Cyclist Dan Craven, who was only selected a week ago by the Namibia National Olympic Committee to represent Namibia in Tokyo said it was necessary.

“It’s unfortunate, but necessary. It’s also impacting much more on others than on me, so I can’t complain,” he said.

“I think it will elevate the Olympic Games once it takes place again. When it happens it will be even more important globally, since it will give the world a sense of normalcy when it returns,” he added.

Craven, who has been training in Omaruru where he stays on their family farm, said he would have to adapt his training programme a bit now.

“I’ve been taking a bit of a break from training with the idea to rebuild for later in the season, so now I’ll just extend it a bit more. I’ll have to become more creative – I’d like to start racing soon, so I might just do some time trial races on my own,” he said.

“The Olympics will still happen, they haven’t said when, they just said at the latest next summer, so it could still happen this year if all goes well,” he added.

“It’s completely the right decision. For instance one of my friend’s girl friend had to stop swimming now, because all the pools are closed. I’m very fortunate out here because I’m not really impacted by it,” he said.

Namibian rower Maike Diekmann said she had mixed feelings about the postponement.

“I guess it’s the right decision, but I’ve worked so hard and put in so much effort, training and planning. But now it will give me more time to prepare and it gives me another chance to get better and faster over the coming year. But still, it’s tough – I was very excited and looking forward to competing at the Olympics this year,” she said.

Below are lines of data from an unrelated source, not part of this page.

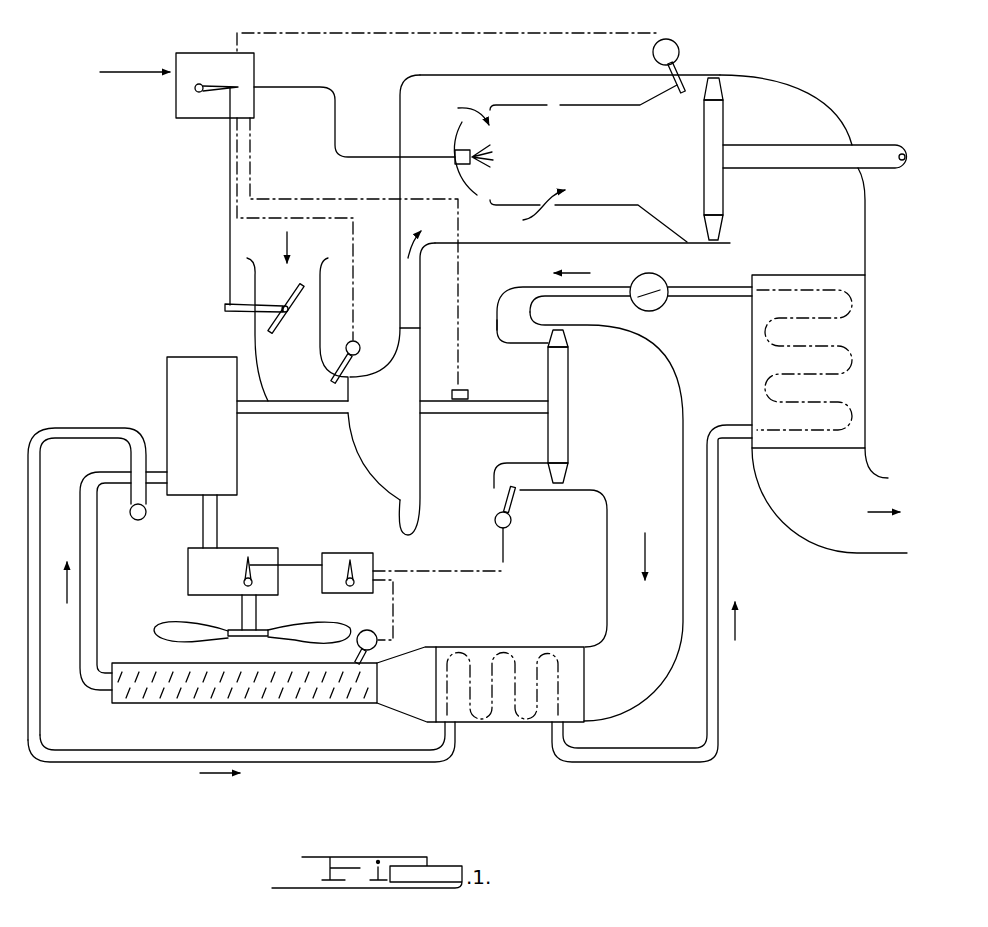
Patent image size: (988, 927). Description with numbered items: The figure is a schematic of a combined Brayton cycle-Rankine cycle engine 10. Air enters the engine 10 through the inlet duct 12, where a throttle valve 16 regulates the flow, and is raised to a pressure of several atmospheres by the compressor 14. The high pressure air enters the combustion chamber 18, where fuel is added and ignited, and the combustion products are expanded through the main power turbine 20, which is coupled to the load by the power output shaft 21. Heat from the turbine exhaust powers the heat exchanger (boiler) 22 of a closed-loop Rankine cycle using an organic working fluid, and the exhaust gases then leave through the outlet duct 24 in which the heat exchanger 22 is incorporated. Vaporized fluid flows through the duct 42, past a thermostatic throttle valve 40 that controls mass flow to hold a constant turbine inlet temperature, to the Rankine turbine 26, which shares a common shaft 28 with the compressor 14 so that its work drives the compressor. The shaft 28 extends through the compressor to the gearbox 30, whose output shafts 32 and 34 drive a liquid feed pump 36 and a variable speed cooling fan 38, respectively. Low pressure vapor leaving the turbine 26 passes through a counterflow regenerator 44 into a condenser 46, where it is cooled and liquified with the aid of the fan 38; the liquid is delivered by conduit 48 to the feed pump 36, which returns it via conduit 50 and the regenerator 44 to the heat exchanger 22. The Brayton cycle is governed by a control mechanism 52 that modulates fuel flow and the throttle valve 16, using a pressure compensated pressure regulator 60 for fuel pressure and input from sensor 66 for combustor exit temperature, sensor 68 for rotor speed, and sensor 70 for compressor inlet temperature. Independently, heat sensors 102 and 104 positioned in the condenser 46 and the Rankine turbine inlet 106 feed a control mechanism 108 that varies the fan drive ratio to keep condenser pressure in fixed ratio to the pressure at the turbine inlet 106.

The engine 10 is at (150, 269).
The inlet duct 12 is at (333, 329).
The compressor 14 is at (412, 381).
The throttle valve 16 is at (262, 316).
The combustion chamber 18 is at (604, 147).
The main power turbine 20 is at (716, 118).
The power output shaft 21 is at (800, 165).
The heat exchanger (boiler) 22 is at (868, 322).
The outlet duct 24 is at (857, 553).
The Rankine turbine 26 is at (565, 373).
The common shaft 28 is at (262, 415).
The gearbox 30 is at (167, 373).
The output shaft 32 is at (155, 499).
The output shaft 34 is at (218, 521).
The liquid feed pump 36 is at (130, 459).
The variable speed cooling fan 38 is at (188, 575).
The thermostatic throttle valve 40 is at (655, 312).
The duct 42 is at (692, 284).
The counterflow regenerator 44 is at (495, 645).
The condenser 46 is at (285, 705).
The conduit 48 is at (92, 689).
The conduit 50 is at (355, 762).
The control mechanism 52 is at (176, 100).
The pressure compensated pressure regulator 60 is at (500, 345).
The sensor 66 is at (679, 47).
The sensor 68 is at (470, 393).
The sensor 70 is at (360, 345).
The heat sensor 102 is at (380, 628).
The heat sensor 104 is at (512, 520).
The Rankine turbine inlet 106 is at (492, 484).
The control mechanism 108 is at (338, 548).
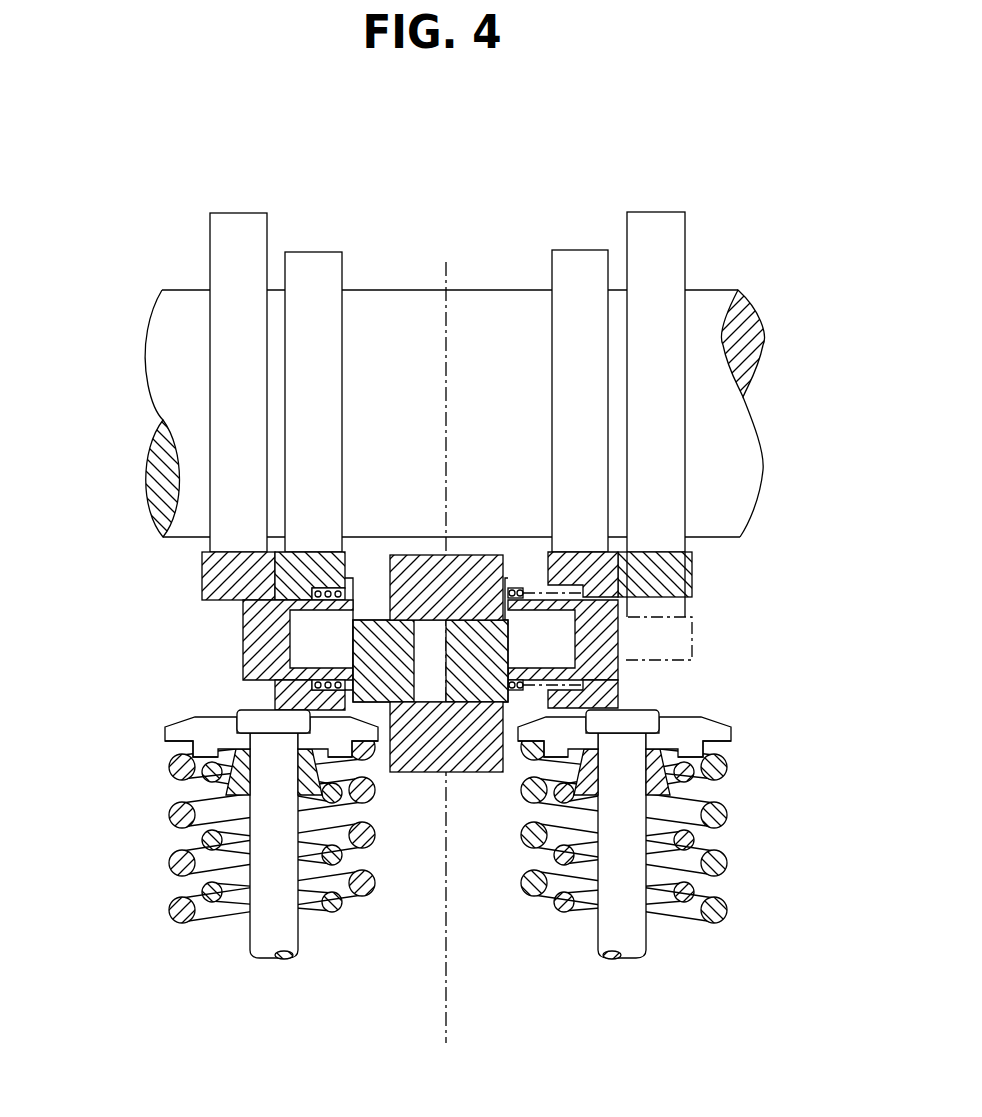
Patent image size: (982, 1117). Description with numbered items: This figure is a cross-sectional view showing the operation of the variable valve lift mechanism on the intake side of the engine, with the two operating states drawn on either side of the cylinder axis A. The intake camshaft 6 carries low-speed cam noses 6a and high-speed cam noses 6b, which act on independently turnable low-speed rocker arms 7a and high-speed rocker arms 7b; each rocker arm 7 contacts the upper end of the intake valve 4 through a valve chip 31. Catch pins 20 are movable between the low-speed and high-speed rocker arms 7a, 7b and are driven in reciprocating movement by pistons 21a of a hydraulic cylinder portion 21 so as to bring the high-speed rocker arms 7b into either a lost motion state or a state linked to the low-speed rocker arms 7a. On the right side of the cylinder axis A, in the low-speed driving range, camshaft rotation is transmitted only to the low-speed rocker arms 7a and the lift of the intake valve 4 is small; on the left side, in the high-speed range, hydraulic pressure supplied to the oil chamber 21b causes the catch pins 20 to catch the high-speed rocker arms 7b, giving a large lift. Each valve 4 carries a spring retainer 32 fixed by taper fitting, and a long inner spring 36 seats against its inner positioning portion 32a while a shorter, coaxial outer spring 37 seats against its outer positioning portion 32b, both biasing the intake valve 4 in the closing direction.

The intake valve 4 is at (240, 940).
The intake camshaft 6 is at (183, 251).
The low-speed cam nose 6a is at (315, 251).
The high-speed cam nose 6b is at (240, 212).
The rocker arm 7 is at (447, 564).
The low-speed rocker arm 7a is at (315, 552).
The high-speed rocker arm 7b is at (233, 552).
The catch pin 20 is at (243, 637).
The hydraulic cylinder portion 21 is at (470, 779).
The piston 21a is at (440, 687).
The oil chamber 21b is at (430, 637).
The valve chip 31 is at (240, 707).
The spring retainer 32 is at (180, 717).
The inner positioning portion 32a is at (225, 778).
The outer positioning portion 32b is at (167, 745).
The inner spring 36 is at (203, 840).
The outer spring 37 is at (172, 867).
The cylinder axis A is at (446, 1012).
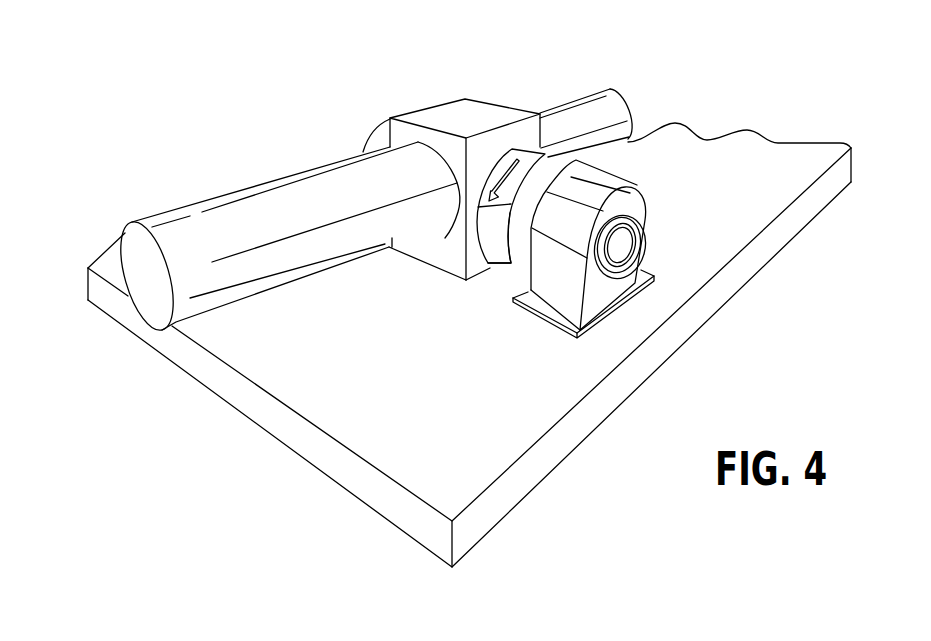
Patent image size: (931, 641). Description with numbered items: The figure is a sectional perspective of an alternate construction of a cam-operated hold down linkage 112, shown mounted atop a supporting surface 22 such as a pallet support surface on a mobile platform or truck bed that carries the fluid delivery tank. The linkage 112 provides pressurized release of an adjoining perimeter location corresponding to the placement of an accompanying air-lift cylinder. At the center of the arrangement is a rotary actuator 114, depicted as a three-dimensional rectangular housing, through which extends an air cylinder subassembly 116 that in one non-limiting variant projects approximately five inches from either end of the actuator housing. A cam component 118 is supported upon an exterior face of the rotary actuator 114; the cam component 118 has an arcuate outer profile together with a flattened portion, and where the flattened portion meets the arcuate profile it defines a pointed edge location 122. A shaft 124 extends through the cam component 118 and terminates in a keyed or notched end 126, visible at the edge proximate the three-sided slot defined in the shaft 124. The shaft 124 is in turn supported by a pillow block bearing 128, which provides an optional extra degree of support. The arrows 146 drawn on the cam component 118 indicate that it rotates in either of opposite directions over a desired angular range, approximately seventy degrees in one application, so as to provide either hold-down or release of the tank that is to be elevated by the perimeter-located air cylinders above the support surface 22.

The mounting plate 22 is at (371, 392).
The cam-operated linkage 112 is at (371, 206).
The rotary actuator 114 is at (451, 116).
The air cylinder subassembly 116 is at (228, 210).
The cam component 118 is at (490, 236).
The pointed edge location 122 is at (510, 263).
The shaft 124 is at (623, 248).
The keyed or notched end 126 is at (630, 240).
The pillow block bearing 128 is at (621, 219).
The arrows 146 is at (498, 165).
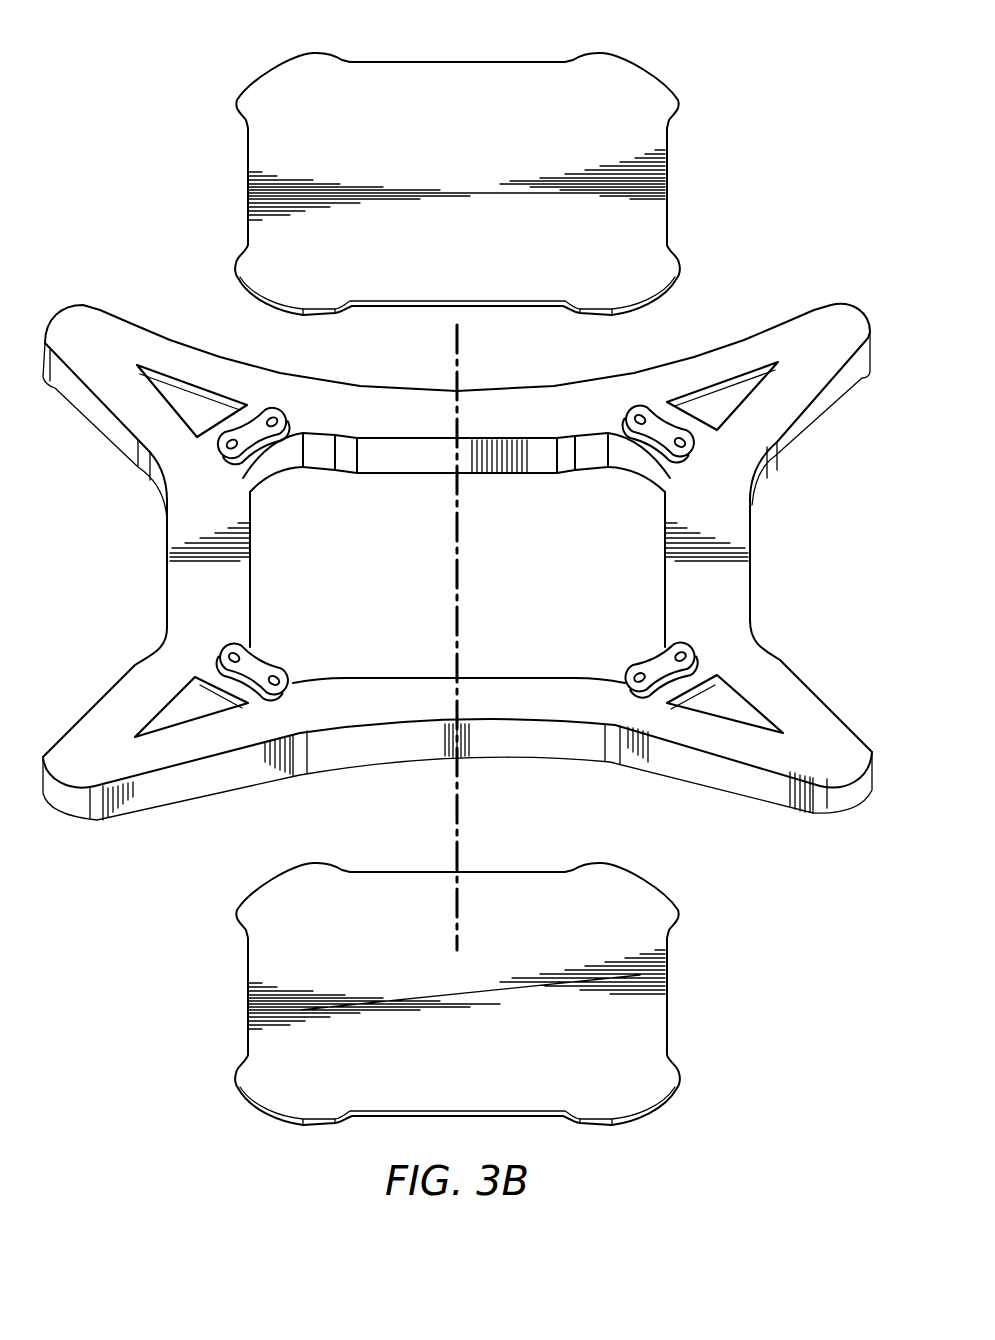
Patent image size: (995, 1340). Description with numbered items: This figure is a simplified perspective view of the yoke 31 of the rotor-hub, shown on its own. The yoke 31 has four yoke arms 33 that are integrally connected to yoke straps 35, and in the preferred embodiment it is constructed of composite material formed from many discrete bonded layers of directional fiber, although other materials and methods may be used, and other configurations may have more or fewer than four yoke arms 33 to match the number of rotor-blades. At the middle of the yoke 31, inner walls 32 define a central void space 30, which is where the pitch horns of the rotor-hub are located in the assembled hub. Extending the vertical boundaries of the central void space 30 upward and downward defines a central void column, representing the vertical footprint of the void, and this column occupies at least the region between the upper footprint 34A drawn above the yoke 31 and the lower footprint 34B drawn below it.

The central void space 30 is at (536, 500).
The yoke 31 is at (121, 292).
The inner walls 32 is at (407, 465).
The yoke arms 33 is at (165, 347).
The upper footprint 34A is at (417, 75).
The lower footprint 34B is at (418, 883).
The yoke straps 35 is at (418, 398).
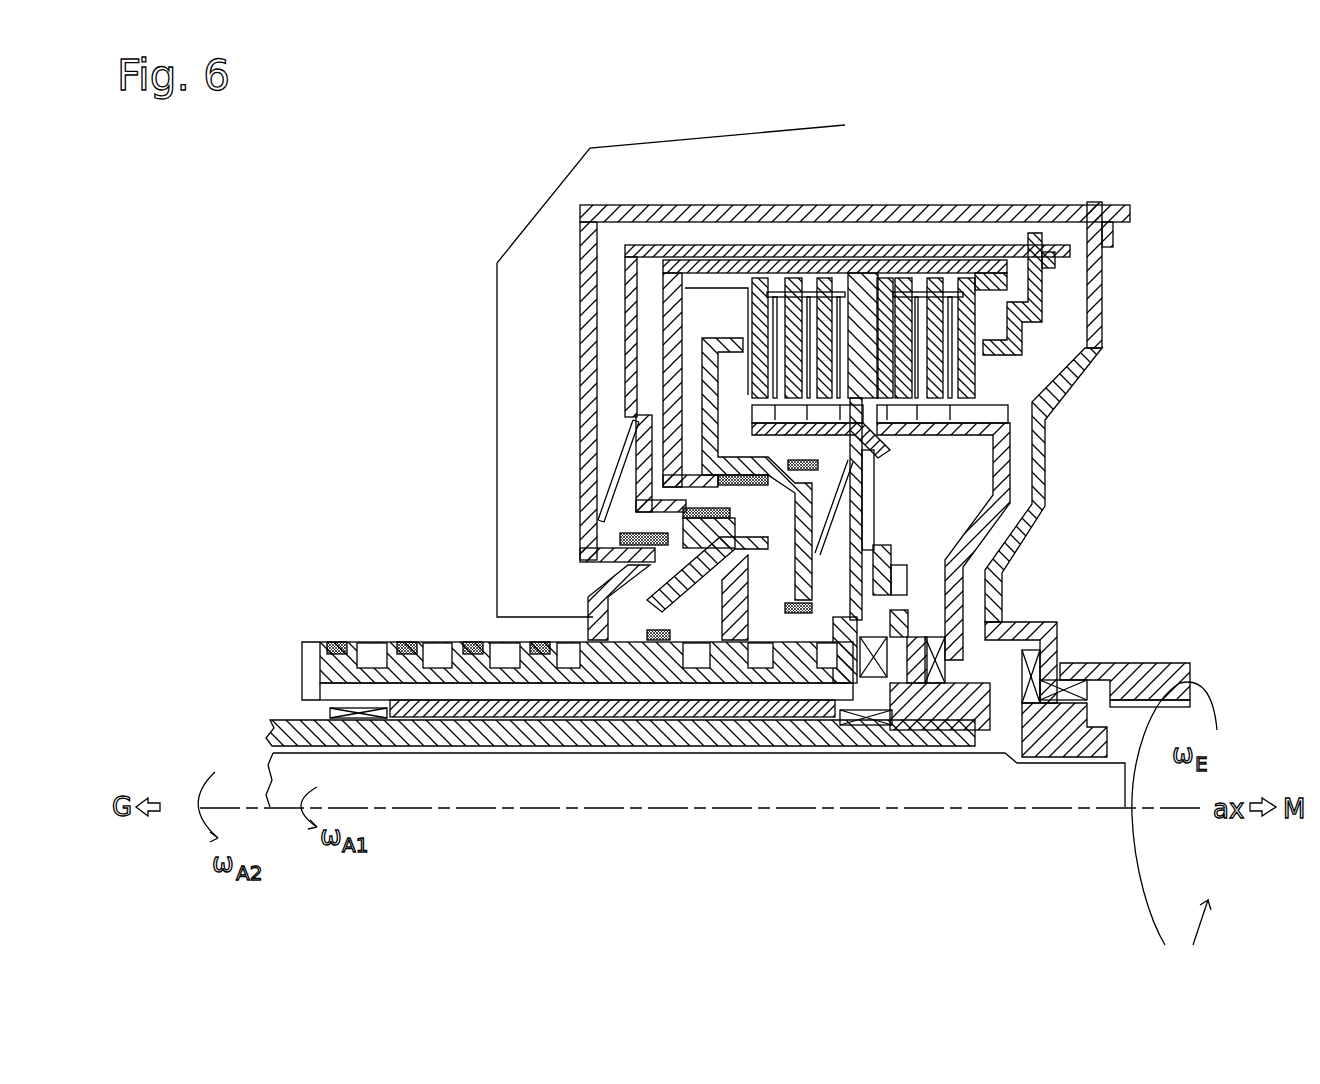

“With South Africa going into lockdown, I’m on the road now leaving Pretoria for Port Alfred where I will stay for two weeks to train. My training will be scaled down a bit, it won’t be so tough anymore, but I will continue. I hope it will be under control soon so that I can get back to my normal training schedule,” she added.

Diekmann has been in great form and even won an international rowing competition where rowers compete on rowing machines and enter their individual times earlier this month.

“Each year World Rowing holds a virtual indoor rowing championships where everyone can compete. I won my category, I was very happy because I didn’t expect that, but not everyone entered, it so it’s not a very accurate gauge of my world ranking at the moment,” she said.

Marathon athlete Helalia Johannes said she was disappointed but that it was the right decision.

“I am disappointed, I was hoping to go to the Olympic Games this year, but it’s important to postpone the Games in terms of health,” she said.

“My training has been affected and I won’t be able to train in a group like before. Our coach can’t reach all the athletes, because we are not in the same spot where we usually trained before. Everyone is affected, but it’s good in terms of health – it might cost a lot of lives, so we must accept it, it’s just a part of life,” she added.

Johannes recently competed in Japan to defend her title at the Nagoya Women’s Marathon, but dropped out after about 22km due to a hamstring problem.

“I had a bit of a hamstring problem and I didn’t want to aggravate it. It was also raining a lot and the weather was not so nice, but I have now recovered and my hamstring is fine,” she said.

“I used to go to the gym and the physio, but I don’t know if I can continue doing it because I can’t go and train where many people come together. So I’m not in the gym, but I’m still jogging on my own,” she added.